Brian Cox returns in an extended cameo as Ivan, the avuncular Russian oligarch from the first film, and David Thewlis – known to most as Lupin in the Harry Potter films – the horn-rimmed Frog, leading the team on a motorbike/Camaro/VW Beetle chase through central Paris (the actor’s first action-oriented/plot device role I can think of, though he was, of course, the evil king in Dragonheart).
Throw in blue-eyed Neal McDonough as quirky lead henchmen (think Robert Quarles in Justified) and you have a film that’s willing to get some top-level talent on-board in order to service what could, admittedly, otherwise be a fairly hackneyed premise.
One of things I like most about RED 2 is that it doesn’t patronize: it’s cast may be mostly older than the median to appear in a summer tent-pole actioner but the film doesn’t feel the need to keep reminding you.
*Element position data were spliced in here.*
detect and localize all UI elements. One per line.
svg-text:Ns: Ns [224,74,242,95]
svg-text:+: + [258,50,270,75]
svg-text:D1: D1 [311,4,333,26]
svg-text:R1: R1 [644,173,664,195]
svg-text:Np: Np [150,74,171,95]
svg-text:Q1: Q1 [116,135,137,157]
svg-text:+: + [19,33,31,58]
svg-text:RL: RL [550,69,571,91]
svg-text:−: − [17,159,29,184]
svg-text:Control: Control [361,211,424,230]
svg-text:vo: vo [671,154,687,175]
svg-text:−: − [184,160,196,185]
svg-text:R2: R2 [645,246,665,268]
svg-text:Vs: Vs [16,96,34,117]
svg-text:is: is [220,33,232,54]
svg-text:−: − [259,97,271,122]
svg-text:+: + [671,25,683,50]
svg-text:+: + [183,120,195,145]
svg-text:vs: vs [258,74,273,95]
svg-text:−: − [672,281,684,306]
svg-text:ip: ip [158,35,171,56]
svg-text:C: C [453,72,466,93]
Bruce Willis is 58; John Malkovich, 59; Helen Mirren, 68, but, while they may be “Retired”, the film is more about the “Extremely Dangerous” part of the acronym.
Besides from Victoria beating down an impertinent field agent who commented that her tenure must have been before his time (in all fairness, he was about to garotte her) and Marvin taking a moment to ask Moses if he feels old (he doesn’t), Parisot and co. are content to just let them get on with it.
RED 2 is full of panache and brio (and other words that sound like they should be food). It’s lightweight and throwaway but highly entertaining. If a film can give me a reason to like it, I usually will – they can’t all be gems, but if there’s even one facet to admire then it’s probably worth a look – and this provides at least half a dozen.
With its Mr. and Mrs. Smith approach to emotional longevity (a couple that commits covert ops together stays together) and Bekmambetovian (that is now a word) approach to action, the film doesn’t do much its predecessor didn’t and it’ll probably be forgotten come October.
Regardless, for giving me more Willis/Malkovich/Mirren/Hopkins/etc./etc. in my life, for the performances alone, RED 2 deserves some appreciation. There’s a lot to yipee-ki-yay about; maybe you can’t teach an old dog new tricks, but sometimes you don’t have to; one good turn deserves another. Done.